Autora: Ieda Marcondes


Publicado originalmente em junho de 1905, “Hereges” é o primeiro trabalho polêmico importante do jornalista e escritor inglês G.K. Chesterton. Pouco antes disso, ele havia se envolvido numa série de controvérsias com o editor do jornal Clarion, Robert Blatchford ‒ quem, curiosamente, abriu espaço em seu jornal para uma série de respostas do próprio Chesterton. Tais respostas e os seus artigos no jornal Daily News são a matéria-prima principal da visão única de vida que ele apresenta em “Hereges”.

Nascido em 1874, quando a religião e a ética vitoriana já estavam enfraquecidas, Chesterton foi criado em ambiente anglicano, mas, de acordo com o próprio autor, com pouco ou nenhum incentivo à crença ou prática religiosa.

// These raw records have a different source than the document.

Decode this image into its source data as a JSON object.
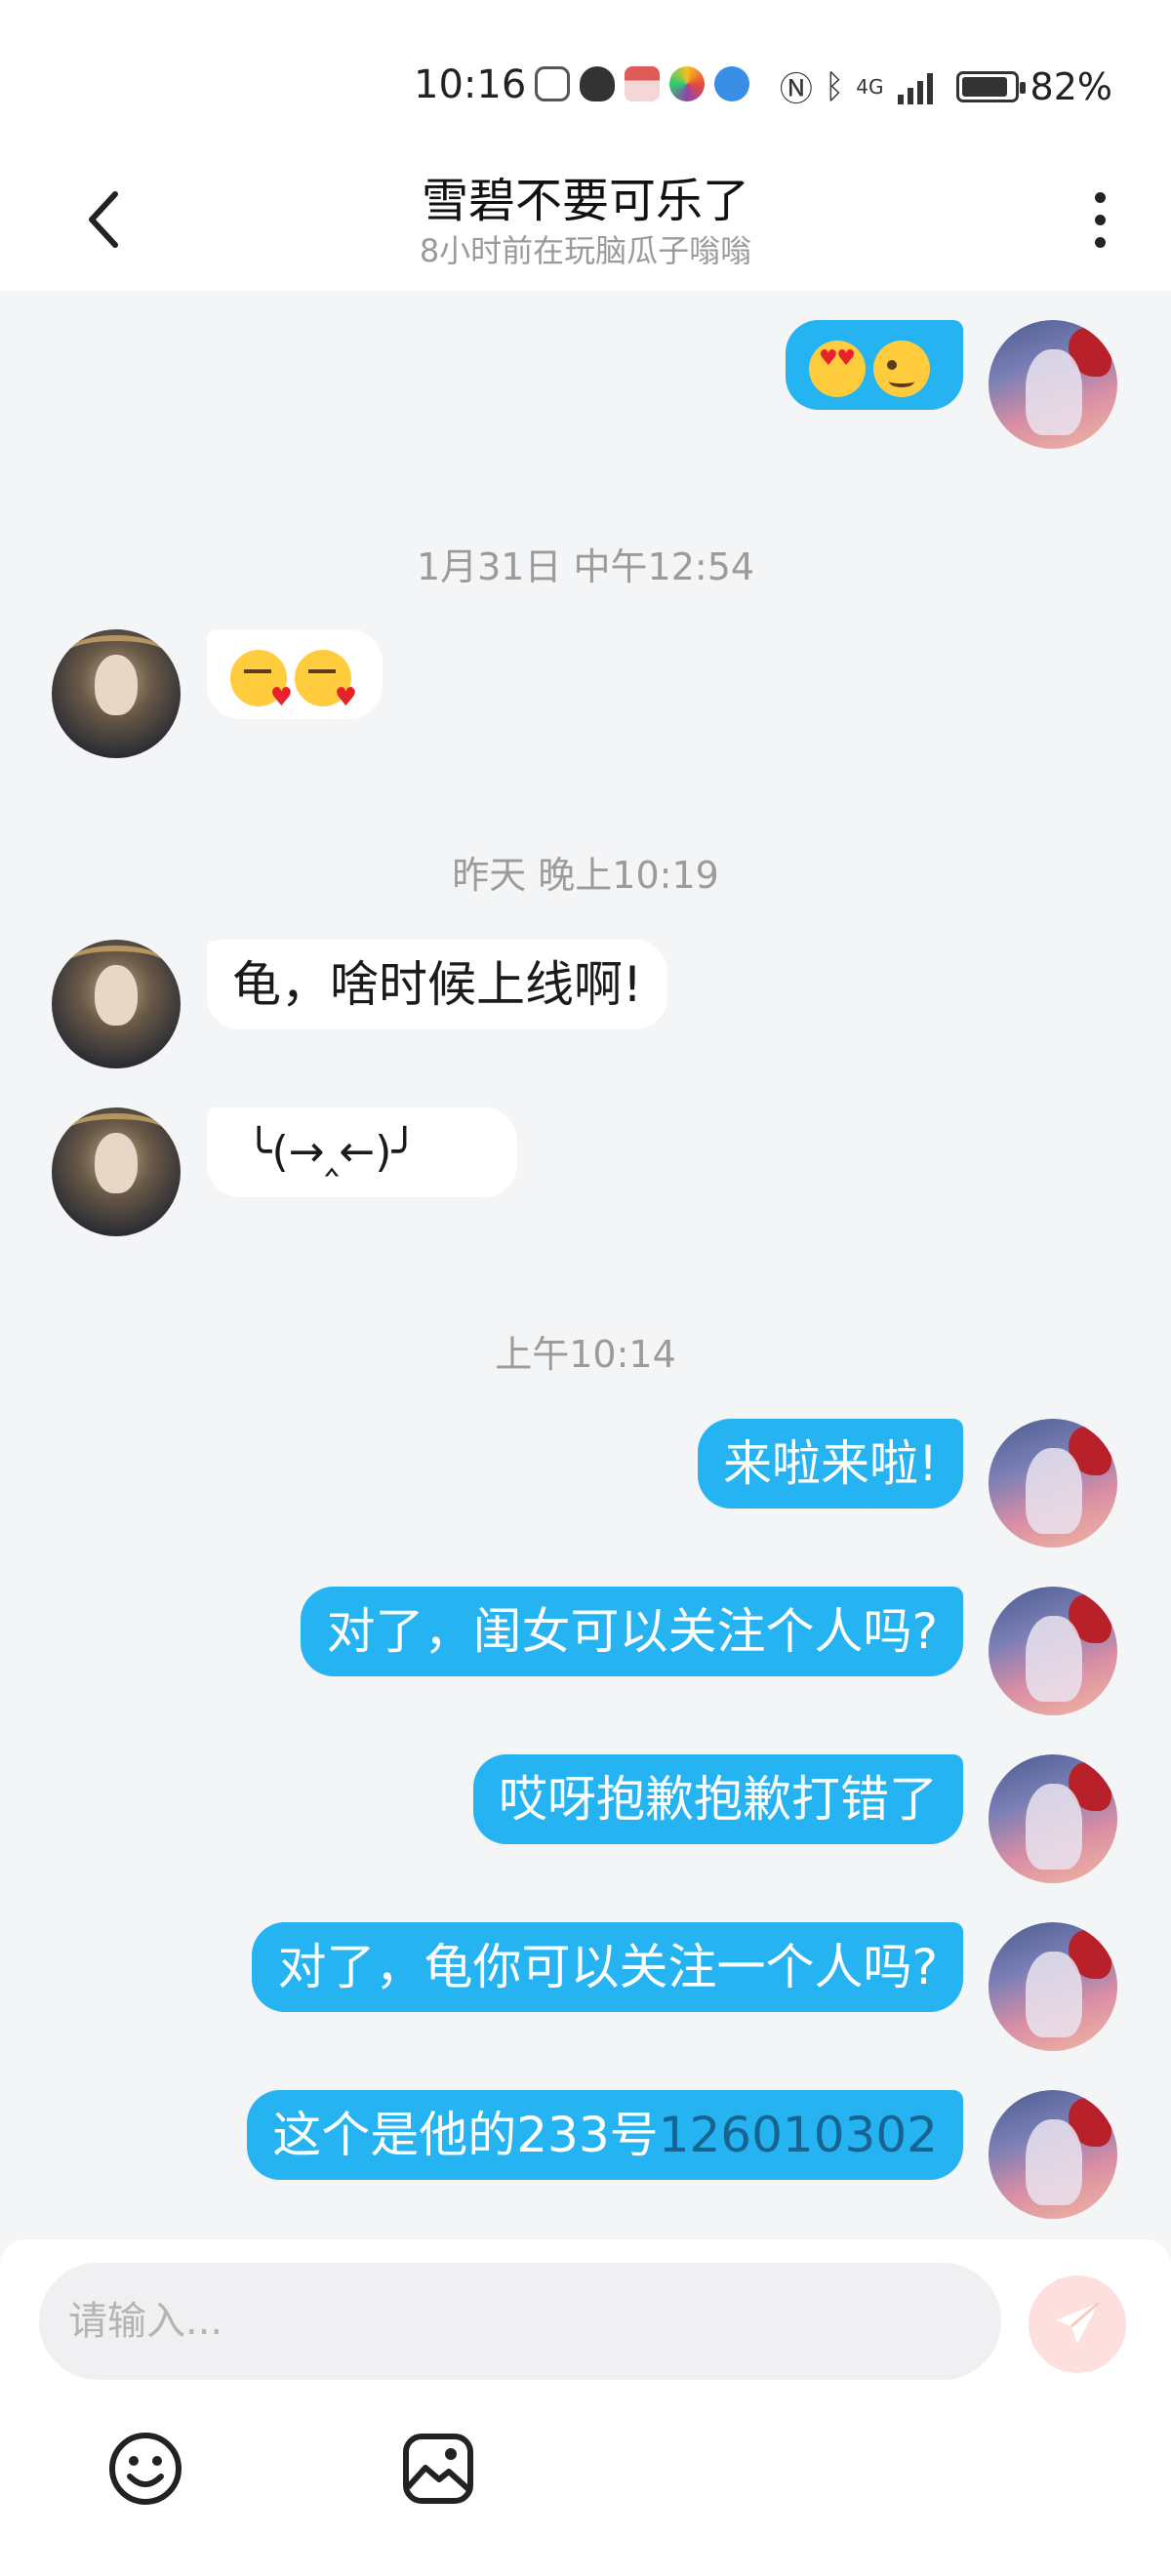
{
  "status_bar": {
    "time": "10:16",
    "network_label": "4G",
    "battery_text": "82%",
    "battery_level": 0.82
  },
  "header": {
    "title": "雪碧不要可乐了",
    "subtitle": "8小时前在玩脑瓜子嗡嗡"
  },
  "messages": {
    "m0": "",
    "ts1": "1月31日 中午12:54",
    "m1": "",
    "ts2": "昨天 晚上10:19",
    "m2": "龟，啥时候上线啊!",
    "m3": "╰(→‸←)╯",
    "ts3": "上午10:14",
    "m4": "来啦来啦!",
    "m5": "对了，闺女可以关注个人吗?",
    "m6": "哎呀抱歉抱歉打错了",
    "m7": "对了，龟你可以关注一个人吗?",
    "m8_prefix": "这个是他的233号",
    "m8_link": "126010302"
  },
  "composer": {
    "placeholder": "请输入..."
  },
  "colors": {
    "accent_bubble": "#25b3f2",
    "link": "#16648f",
    "send_disabled": "#fde0dd"
  }
}
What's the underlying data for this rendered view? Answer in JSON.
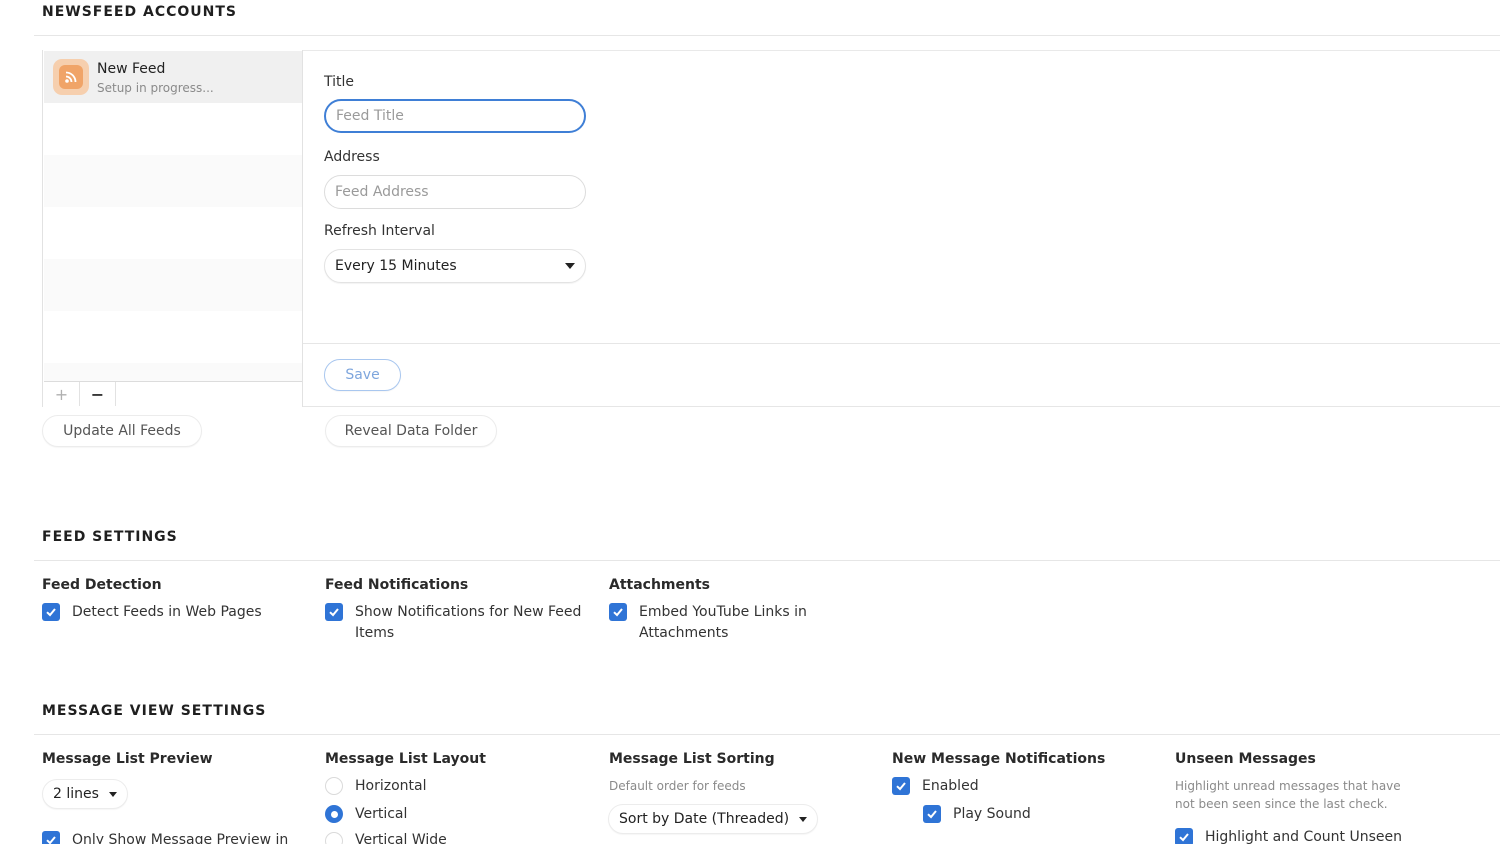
{
  "newsfeed_accounts": {
    "section_title": "NEWSFEED ACCOUNTS",
    "feed_list": {
      "items": [
        {
          "name": "New Feed",
          "status": "Setup in progress..."
        }
      ],
      "add_label": "+",
      "remove_label": "−"
    },
    "form": {
      "title_label": "Title",
      "title_placeholder": "Feed Title",
      "title_value": "",
      "address_label": "Address",
      "address_placeholder": "Feed Address",
      "address_value": "",
      "refresh_label": "Refresh Interval",
      "refresh_value": "Every 15 Minutes",
      "save_label": "Save"
    },
    "update_all_label": "Update All Feeds",
    "reveal_folder_label": "Reveal Data Folder"
  },
  "feed_settings": {
    "section_title": "FEED SETTINGS",
    "groups": [
      {
        "title": "Feed Detection",
        "checkbox_label": "Detect Feeds in Web Pages",
        "checked": true
      },
      {
        "title": "Feed Notifications",
        "checkbox_label": "Show Notifications for New Feed Items",
        "checked": true
      },
      {
        "title": "Attachments",
        "checkbox_label": "Embed YouTube Links in Attachments",
        "checked": true
      }
    ]
  },
  "message_view_settings": {
    "section_title": "MESSAGE VIEW SETTINGS",
    "preview": {
      "title": "Message List Preview",
      "value": "2 lines",
      "only_show_label": "Only Show Message Preview in"
    },
    "layout": {
      "title": "Message List Layout",
      "options": [
        "Horizontal",
        "Vertical",
        "Vertical Wide"
      ],
      "selected": "Vertical"
    },
    "sorting": {
      "title": "Message List Sorting",
      "subtitle": "Default order for feeds",
      "value": "Sort by Date (Threaded)"
    },
    "notifications": {
      "title": "New Message Notifications",
      "enabled_label": "Enabled",
      "play_sound_label": "Play Sound"
    },
    "unseen": {
      "title": "Unseen Messages",
      "subtitle": "Highlight unread messages that have not been seen since the last check.",
      "highlight_label": "Highlight and Count Unseen"
    }
  },
  "colors": {
    "accent": "#2f74d6",
    "focus_ring": "#3f7fd6",
    "feed_icon": "#f0a468"
  },
  "icons": {
    "feed": "rss-icon",
    "checkbox": "checkmark-icon",
    "dropdown": "caret-down-icon"
  }
}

Em sua autobiografia, ele define o período de 1892 a 1895 como uma época de pessimismo e desespero, de uma obsessão incontrolável por idéias e imagens horríveis que o levavam a mergulhar cada vez mais fundo em um suicídio espiritual. Depois de certo tempo imerso nas “profundezas obscuras do pessimismo contemporâneo”, ele se revolta e cria, então, a teoria rudimentar de que a mera existência, reduzida aos seus limites primários, é extraordinária o suficiente para ser excitante. Conectado aos restos de um pensamento religioso por uma linha fina de gratidão, ele começa a ler os evangelhos; termos e imagens religiosas começam a aparecer cada vez mais em suas anotações.

Em 1896, Chesterton conhece sua futura esposa, Frances Blogg, quem exerce grande influência religiosa por toda a sua vida ‒ junto de outras figuras como o padre anglicano Conrad Noel e do historiador e escritor Hilaire Belloc. Já em 1904, em uma de suas respostas aos ataques de Robert Blatchford ao cristianismo no jornal Clarion, Chesterton diz, “Nós todos somos agnósticos até descobrirmos que o agnosticismo não vai funcionar”. Assim, com “Hereges”, é possível delinear o começo de um caminho que só chegaria ao seu destino em 1922, quando o autor finalmente se converte ao catolicismo.